Tapas treats in Granada

In general, the bars in Granada don’t advertise themselves as tapas places, but in reality they seem to serve a free tapa with every drink! One favourite among Inntravellers is La Vinoteca on Carrer Almerireceros: although drinks prices are a little higher than elsewhere, once you factor in the ‘free’ – and invariably very tasty – tapa, you’re getting quite a bargain.

The Alhambra

What is there left to say about the incomparable Alhambra that the guidebooks haven’t said already? It is utterly magnificent and justifiably super-popular, of course, and buying tickets online in advance is a must for the Nasrid palaces.
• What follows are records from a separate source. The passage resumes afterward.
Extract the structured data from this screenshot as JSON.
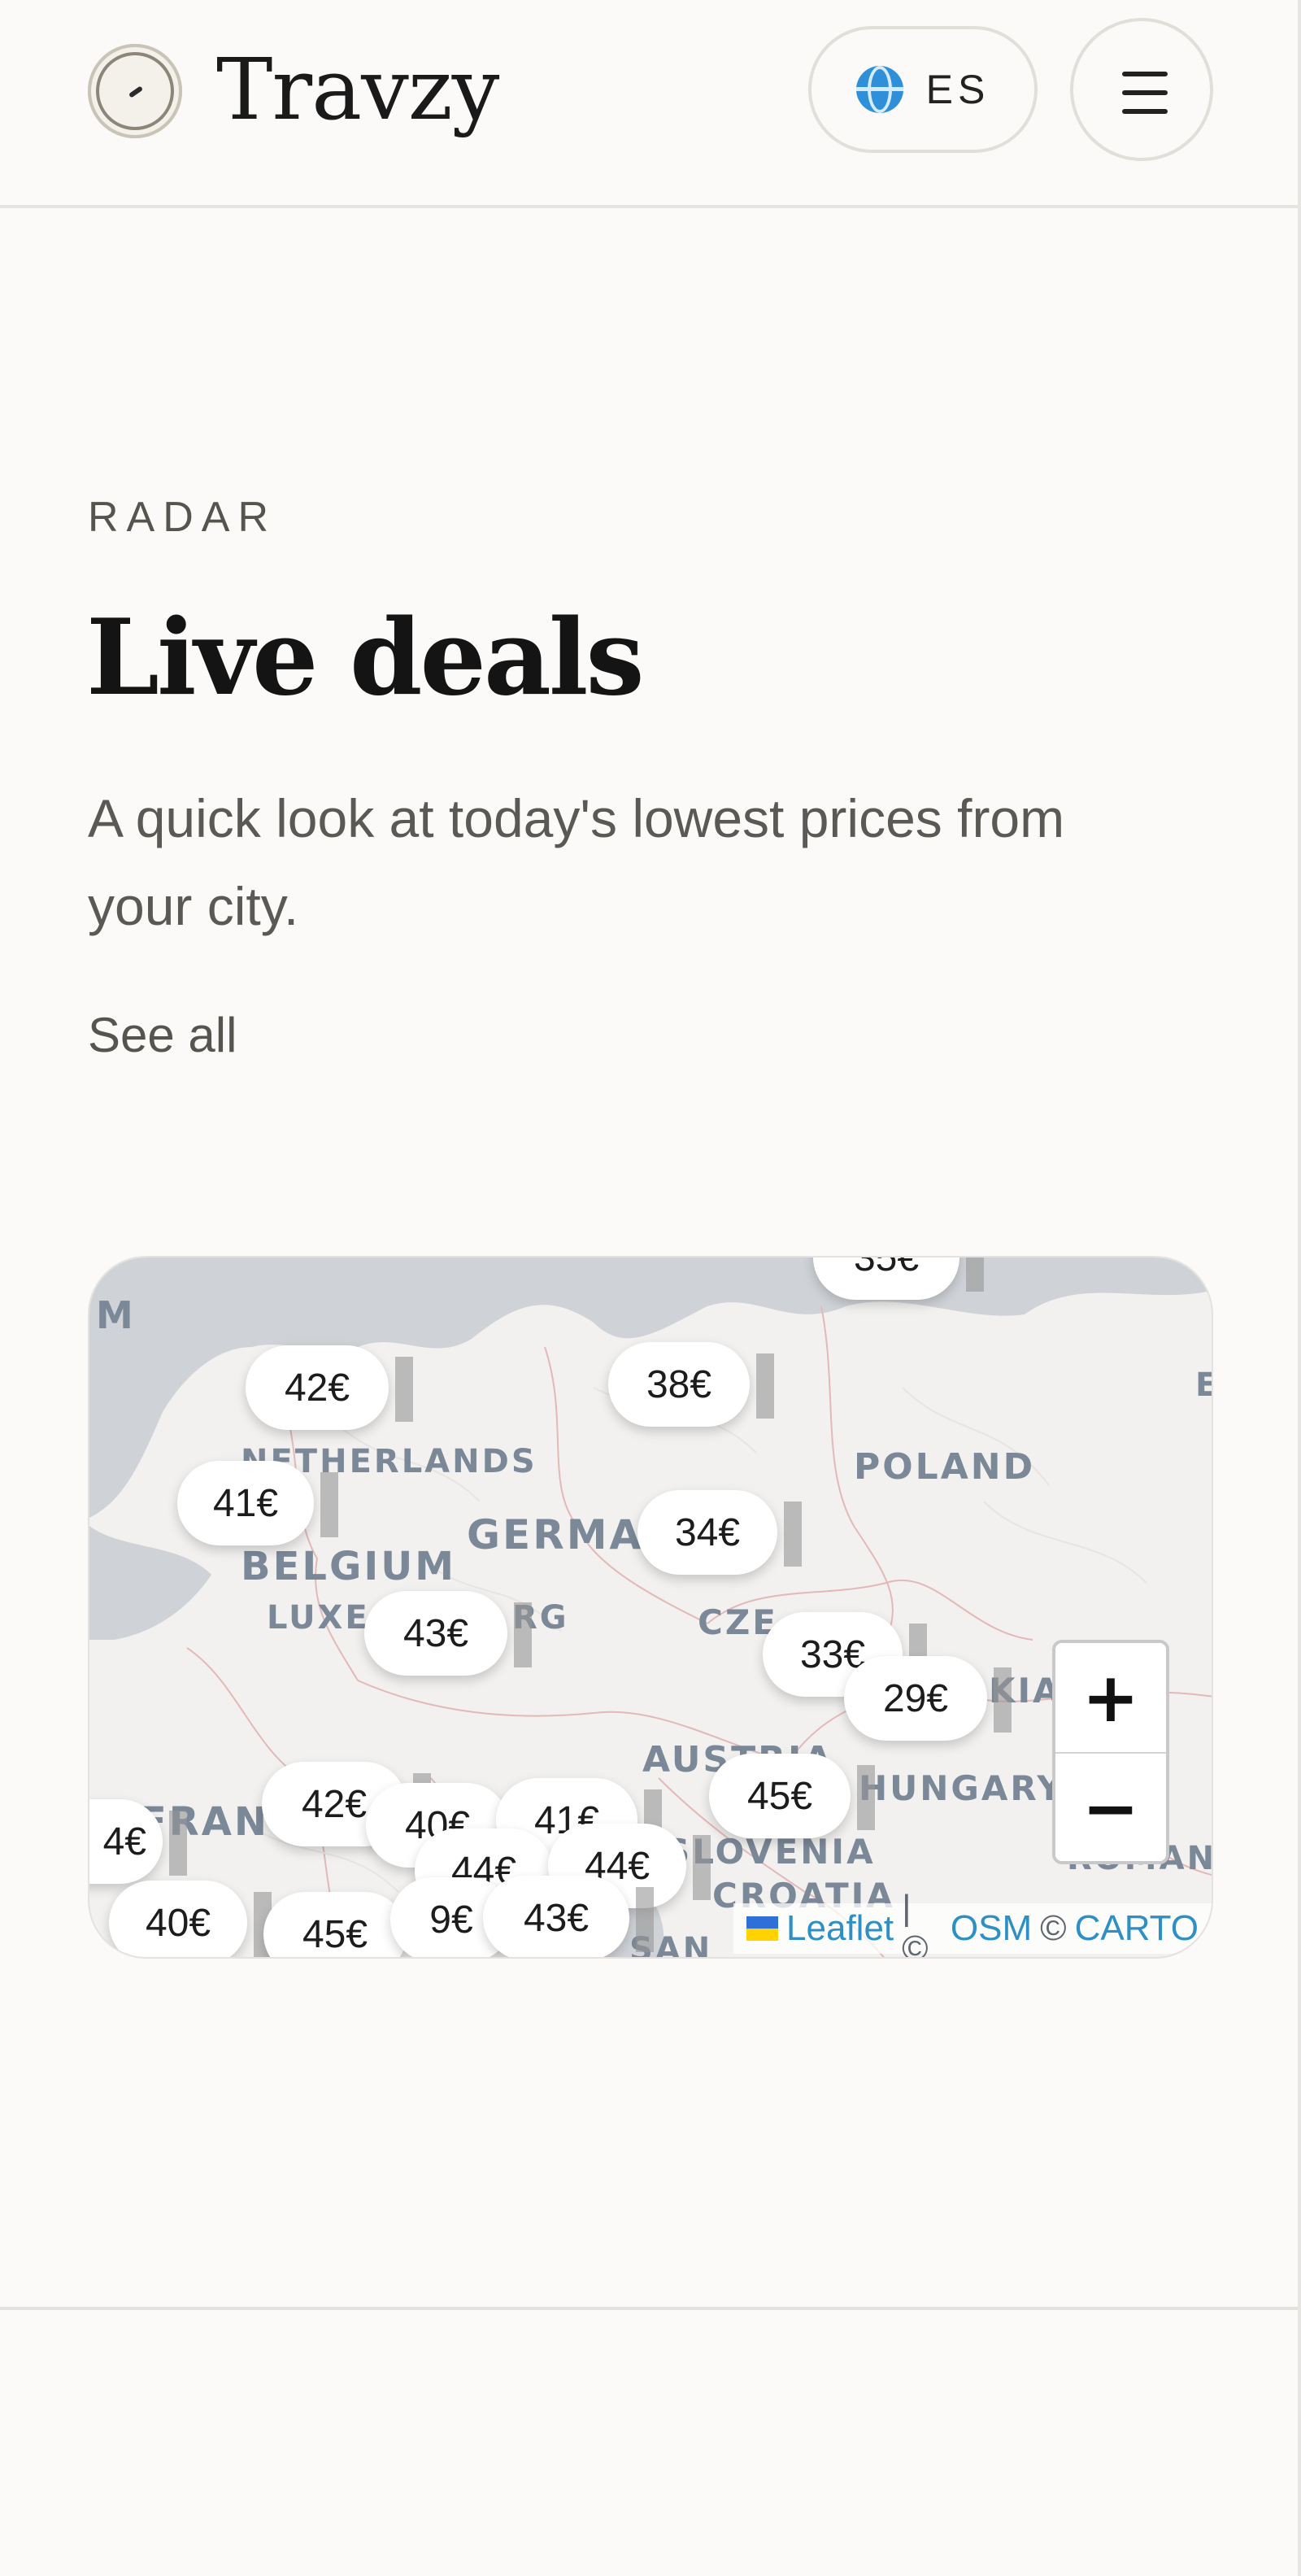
{
  "header": {
    "brand": "Travzy",
    "language_label": "ES"
  },
  "section": {
    "eyebrow": "RADAR",
    "title": "Live deals",
    "subtitle": "A quick look at today's lowest prices from your city.",
    "see_all": "See all"
  },
  "map": {
    "countries": [
      "M",
      "NETHERLANDS",
      "BELGIUM",
      "LUXE",
      "RG",
      "GERMA",
      "POLAND",
      "CZE",
      "KIA",
      "AUSTRIA",
      "HUNGARY",
      "FRAN",
      "SLOVENIA",
      "CROATIA",
      "SAN",
      "E",
      "ROMAN"
    ],
    "prices": [
      "42€",
      "38€",
      "41€",
      "34€",
      "43€",
      "33€",
      "29€",
      "42€",
      "40€",
      "41€",
      "44€",
      "44€",
      "45€",
      "40€",
      "45€",
      "9€",
      "43€",
      "4€",
      "35€"
    ],
    "zoom_in": "+",
    "zoom_out": "−",
    "attribution": {
      "leaflet": "Leaflet",
      "separator": "| ©",
      "osm": "OSM",
      "copy2": "©",
      "carto": "CARTO"
    }
  }
}
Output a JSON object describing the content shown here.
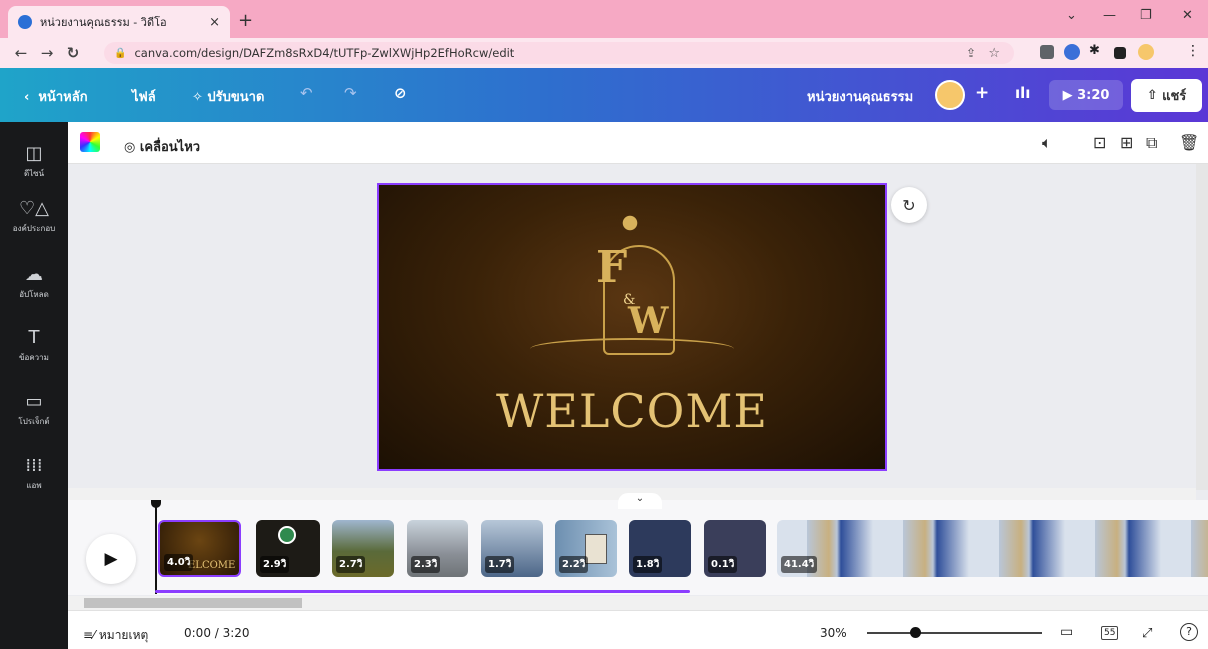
{
  "browser": {
    "tab_title": "หน่วยงานคุณธรรม - วิดีโอ",
    "tab_close": "×",
    "new_tab": "+",
    "url": "canva.com/design/DAFZm8sRxD4/tUTFp-ZwlXWjHp2EfHoRcw/edit",
    "window_controls": [
      "⌄",
      "—",
      "❐",
      "✕"
    ]
  },
  "canva_bar": {
    "home_label": "หน้าหลัก",
    "file_label": "ไฟล์",
    "resize_label": "ปรับขนาด",
    "design_title": "หน่วยงานคุณธรรม",
    "play_time": "3:20",
    "share_label": "แชร์"
  },
  "sidebar": {
    "items": [
      {
        "label": "ดีไซน์",
        "icon": "layout-icon"
      },
      {
        "label": "องค์ประกอบ",
        "icon": "elements-icon"
      },
      {
        "label": "อัปโหลด",
        "icon": "upload-icon"
      },
      {
        "label": "ข้อความ",
        "icon": "text-icon"
      },
      {
        "label": "โปรเจ็กต์",
        "icon": "folder-icon"
      },
      {
        "label": "แอพ",
        "icon": "apps-icon"
      }
    ]
  },
  "toolbar": {
    "animate_label": "เคลื่อนไหว"
  },
  "canvas": {
    "monogram_f": "F",
    "monogram_amp": "&",
    "monogram_w": "W",
    "welcome_text": "WELCOME"
  },
  "timeline": {
    "clips": [
      {
        "duration": "4.0วิ",
        "caption": "ELCOME",
        "color": "#3a2410"
      },
      {
        "duration": "2.9วิ",
        "caption": "",
        "color": "#1d1b16"
      },
      {
        "duration": "2.7วิ",
        "caption": "",
        "color": "#5a6a3a"
      },
      {
        "duration": "2.3วิ",
        "caption": "",
        "color": "#8a8f96"
      },
      {
        "duration": "1.7วิ",
        "caption": "",
        "color": "#4c6688"
      },
      {
        "duration": "2.2วิ",
        "caption": "",
        "color": "#6d8fb0"
      },
      {
        "duration": "1.8วิ",
        "caption": "",
        "color": "#2d3a5c"
      },
      {
        "duration": "0.1วิ",
        "caption": "",
        "color": "#3a3e5a"
      },
      {
        "duration": "41.4วิ",
        "caption": "",
        "color": "#b9c6d8"
      }
    ]
  },
  "bottom": {
    "notes_label": "หมายเหตุ",
    "time_display": "0:00 / 3:20",
    "zoom": "30%",
    "page_count": "55",
    "help": "?"
  }
}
But once you’ve braved the crowds, take a break from the exquisite architecture and seek out the tiny open-air kiosk in the grounds that, despite its monopoly, sells a fortifying fino at €1.70, or a decent Rioja for just €2.

Legacy of the Moors

Hotel Casa Morisca, a converted 15thcentury mansion with an ornate, balustraded courtyard and mosaic tiling on its walls and floors, simply oozes character from its prime location in the heart of Granada’s medieval Albaicin district. It offers some of the most sumptuous views of all Inntravel hotels, and you can enjoy drinks on the terrace while gazing across at the Alhambra itself, the fortress palace crowning the city that has bewitched kings, warriors and poets for centuries. Once you’ve taken in the panorama, climb the streets of neighbouring Sacromonte, the gypsy quarter, for yet more sensational views against the soundtrack of gently strumming flamenco guitars.